The measure, H.R. 5660 sponsored by Rep. Bill Delahunt (D.-Mass.), has the Orwellian title of the “Main Street Fairness Act.” New-speak continues in the subtitle: “To promote simplification and fairness in the administration and collection of sales and use taxes; and for other purposes.” At least the last four words are accurate.
The “other purposes” in this case are the attempt to collect billions of dollars from consumers to plug states’ budget gaps while kneecapping Internet-based merchants for the benefit of brick-and-mortar stores.
The measure attempts to get around one reason that the Supreme Court, in the case of
Quill Corp. v North Dakota, ruled against a state’s attempt to apply a “use tax” on items purchased by mail-order from an out-of-state vendor. Namely, that “many variations in rates of tax, in allowable exemptions, and in administrative and record-keeping requirements could entangle [a mail-order house] in a virtual welter of complicated obligations" and thereby burden interstate commerce.
The congressional money-grubbers’ response to this has been to create a Streamlined Sales and Use Tax Agreement, urging voluntary cooperation by the states and locales in simplifying relevant tax codes. Delahunt’s bill says that once ten states, representing 20% of the total population of all states which have a sales tax, join the SSUTA regime, those states can then require out-of-state vendors to “collect and remit sales and use taxes.” His hope is that the Supreme Court, in an inevitable challenge to these taxes, would rule that the new “simplified” tax regime lessens the burden on commerce enough to allow them to stand.
Unfortunately, he may be right. The Justices have said that Congress has the power to change rules regarding taxation of interstate commerce, implying that they will maintain the court’s supine position regarding scrutiny of economic regulation which they’ve held since the infamous “Footnote Four” in the 1939 Carolene Products case.
Supporters of Delahunt’s measure are who you’d expect them to be. The list of backers includes state retail associations, major brick-and-mortar retailers, national associations of governors, counties, and state legislatures, and even the National Association of Real Estate Investment Trusts—must make sure those retailers can pay their rent.
Opposition to the bill is currently being led by eBay. Other online retailers will likely join the fray against the measure. The Computer and Communications Industry Association opposes the legislation as destructive to the growth of the Internet economy, particularly to tens of thousands of “mom-and-pop” online businesses.
In a statement on eBay’s web site, the company’s deputy general counsel decried Delahunt’s bill: “Year after year supporters of increased Internet sales taxes recommend legislation that would impose significant new costs on hundreds of thousands of online small businesses and e-commerce entrepreneurs, which is sure to harm the economy and kill small business jobs.”
Republican congressmen oppose the measure. A spokesman for House Minority Leader John Boehner tells HUMAN EVENTS, “The last thing the American people need right now is more tax hikes to pay for Washington Democrats’ out-of-control spending spree.”
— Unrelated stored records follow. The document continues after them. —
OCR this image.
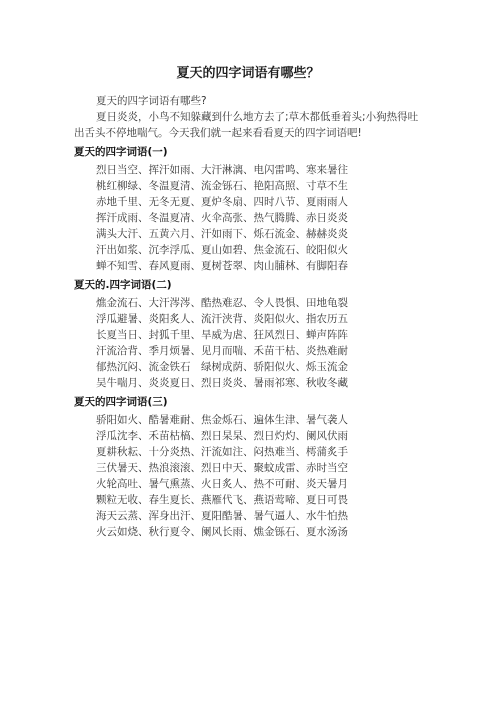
夏天的四字词语有哪些？

夏天的四字词语有哪些?

夏日炎炎，小鸟不知躲藏到什么地方去了;草木都低垂着头;小狗热得吐出舌头不停地喘气。今天我们就一起来看看夏天的四字词语吧!

夏天的四字词语(一)
烈日当空、挥汗如雨、大汗淋漓、电闪雷鸣、寒来暑往
桃红柳绿、冬温夏清、流金铄石、艳阳高照、寸草不生
赤地千里、无冬无夏、夏炉冬扇、四时八节、夏雨雨人
挥汗成雨、冬温夏凊、火伞高张、热气腾腾、赤日炎炎
满头大汗、五黄六月、汗如雨下、烁石流金、赫赫炎炎
汗出如浆、沉李浮瓜、夏山如碧、焦金流石、皎阳似火
蝉不知雪、春风夏雨、夏树苍翠、肉山脯林、有脚阳春
夏天的.四字词语(二)
燋金流石、大汗涔涔、酷热难忍、令人畏惧、田地龟裂
浮瓜避暑、炎阳炙人、流汗浃背、炎阳似火、指农历五
长夏当日、封狐千里、旱威为虐、狂风烈日、蝉声阵阵
汗流洽背、季月烦暑、见月而喘、禾苗干枯、炎热难耐
郁热沉闷、流金铁石　绿树成荫、骄阳似火、烁玉流金
吴牛喘月、炎炎夏日、烈日炎炎、暑雨祁寒、秋收冬藏
夏天的四字词语(三)
骄阳如火、酷暑难耐、焦金烁石、遍体生津、暑气袭人
浮瓜沈李、禾苗枯槁、烈日杲杲、烈日灼灼、阑风伏雨
夏耕秋耘、十分炎热、汗流如注、闷热难当、樗蒲炙手
三伏暑天、热浪滚滚、烈日中天、聚蚊成雷、赤时当空
火轮高吐、暑气熏蒸、火日炙人、热不可耐、炎天暑月
颗粒无收、春生夏长、燕雁代飞、燕语莺啼、夏日可畏
海天云蒸、浑身出汗、夏阳酷暑、暑气逼人、水牛怕热
火云如烧、秋行夏令、阑风长雨、燋金铄石、夏水汤汤
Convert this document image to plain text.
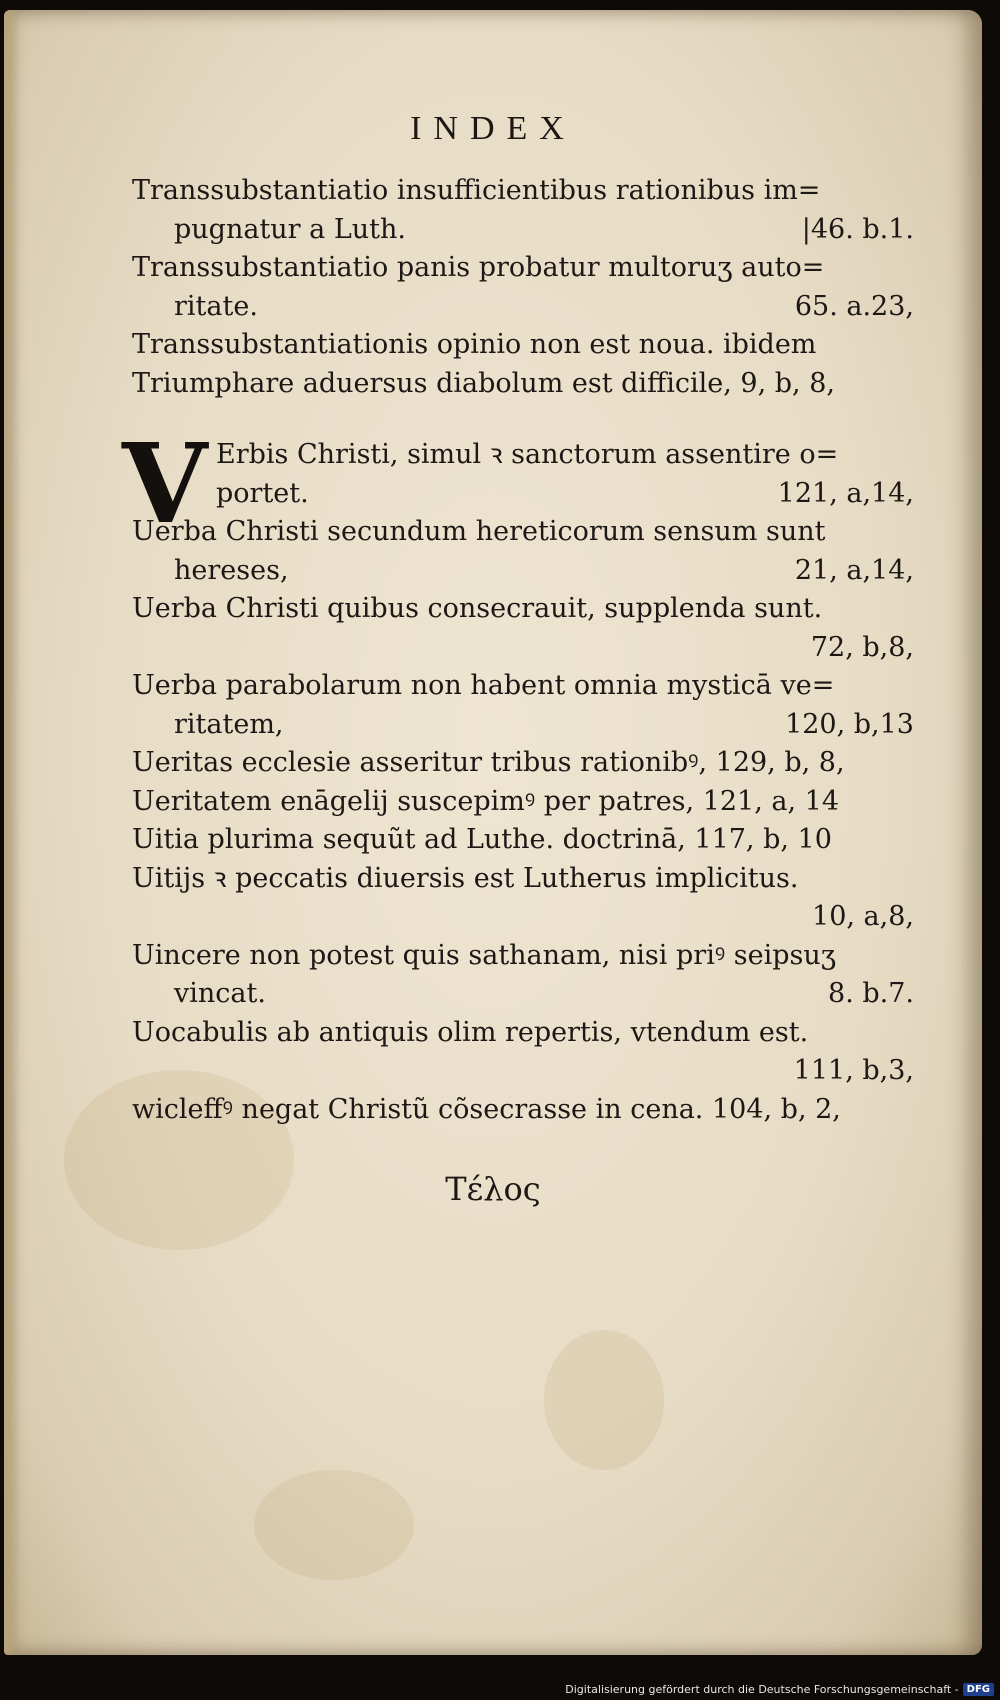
INDEX
Transsubstantiatio insufficientibus rationibus im=
pugnatur a Luth.	|46. b.1.
Transsubstantiatio panis probatur multoruʒ auto=
ritate.	65. a.23,
Transsubstantiationis opinio non est noua. ibidem
Triumphare aduersus diabolum est difficile, 9, b, 8,
V Erbis Christi, simul ꝛ sanctorum assentire o=
portet.	121, a,14,
Uerba Christi secundum hereticorum sensum sunt
hereses,	21, a,14,
Uerba Christi quibus consecrauit, supplenda sunt.
72, b,8,
Uerba parabolarum non habent omnia mysticā ve=
ritatem,	120, b,13
Ueritas ecclesie asseritur tribus rationibꝰ, 129, b, 8,
Ueritatem enāgelij suscepimꝰ per patres, 121, a, 14
Uitia plurima sequũt ad Luthe. doctrinā, 117, b, 10
Uitijs ꝛ peccatis diuersis est Lutherus implicitus.
10, a,8,
Uincere non potest quis sathanam, nisi priꝰ seipsuʒ
vincat.	8. b.7.
Uocabulis ab antiquis olim repertis, vtendum est.
111, b,3,
wicleffꝰ negat Christũ cõsecrasse in cena. 104, b, 2,
Τέλος
Digitalisierung gefördert durch die Deutsche Forschungsgemeinschaft - DFG
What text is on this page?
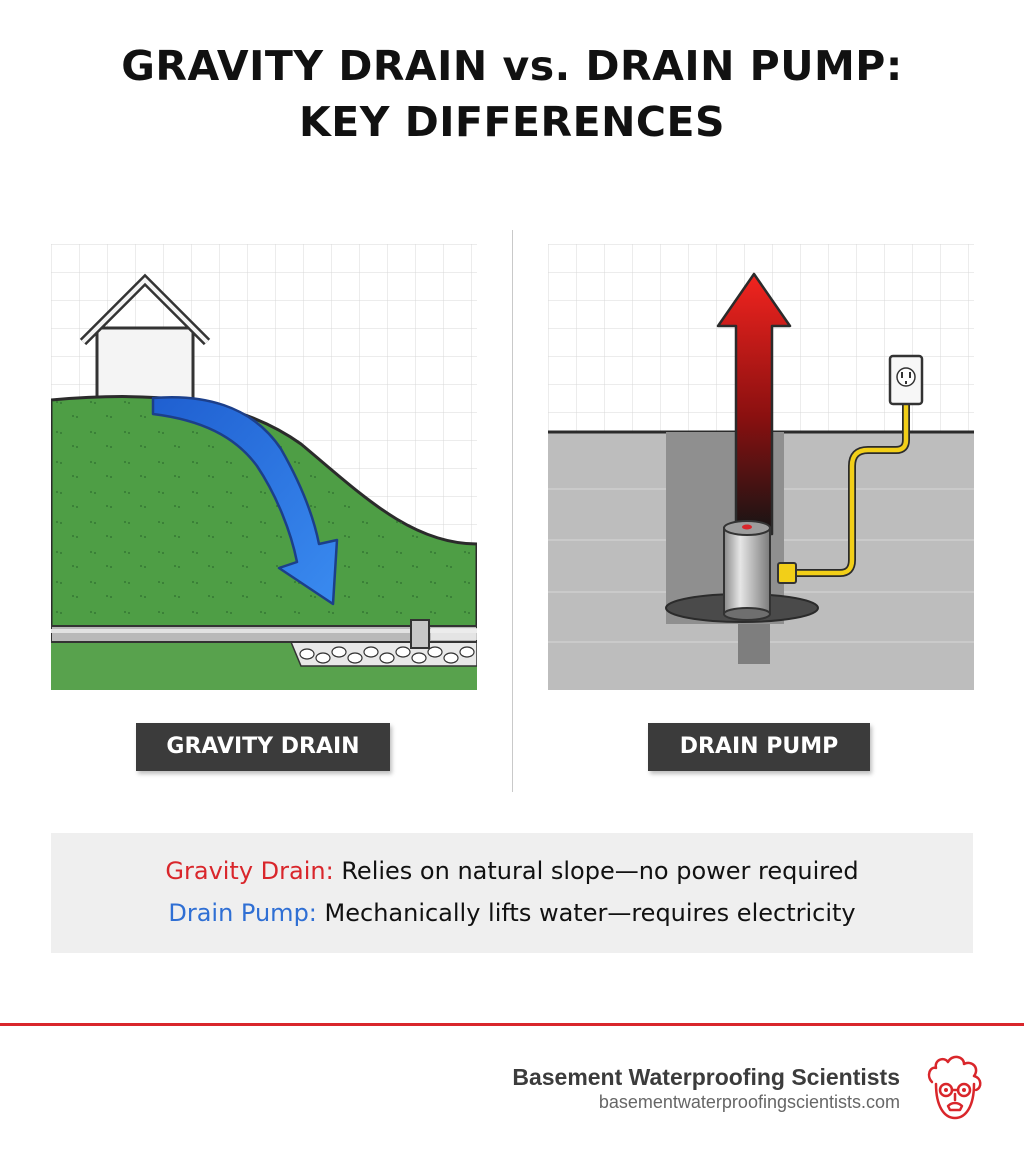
GRAVITY DRAIN vs. DRAIN PUMP:
KEY DIFFERENCES
GRAVITY DRAIN	DRAIN PUMP
Gravity Drain: Relies on natural slope—no power required
Drain Pump: Mechanically lifts water—requires electricity
Basement Waterproofing Scientists
basementwaterproofingscientists.com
Rep. Mike Coffman (R.-Colo.) adds, “I’m hardly surprised that instead of focusing on pro-growth economic policies, Democrats in Washington are looking for more ways to reach into the pockets of taxpayers.”
There is a lot of money at stake. The REIT group believes “over $10 billion a year annually” could be taken from consumers under the Delahunt plan. Delahunt’s statement suggests it could be twice that much: “From 2009-2012, this amounts to a loss of approximately $55 billion. In some cases, these revenue losses can comprise up to one half of a state’s budget shortfall.”
Democrats fantasize that the problem with budgets is always under-taxation, rather than the real world in which most of us live where “deficits” are caused by too much spending.
Trying to give states a way to avoid cutting back by digging even deeper into our pockets at a time when Americans can least afford it is the worst possible reason to support a tax hike.
Brick-and-mortar retailers argue, with some justification, that their competitiveness is hampered by having to charge sales tax whereas their online-only competitors usually don’t.
But instead of trying to equally handicap other sellers, retailers should consider pushing back against the persistent upward creep of sales-tax rates around the nation. According to Vertex, Inc, 2009 gave us a nationwide record-high average combined sales-tax rate of 8.629%. From 2000-2009, there have been 2,631 new sales and use taxes levied, plus an additional 5,242 changes to existing taxes. If sales-tax rates were lower, people would not go to such efforts to avoid paying them by shopping online. Perhaps some Laffer Curve thinking should apply to sales taxes as well as to income taxes.
In the hands of the people who earned it, the billions proposed to be taxed away could be used as consumers see fit, which would have more net economic benefit than throwing it down the rat hole of bloated state budgets and into the corrupt coffers of bloated public-sector unions.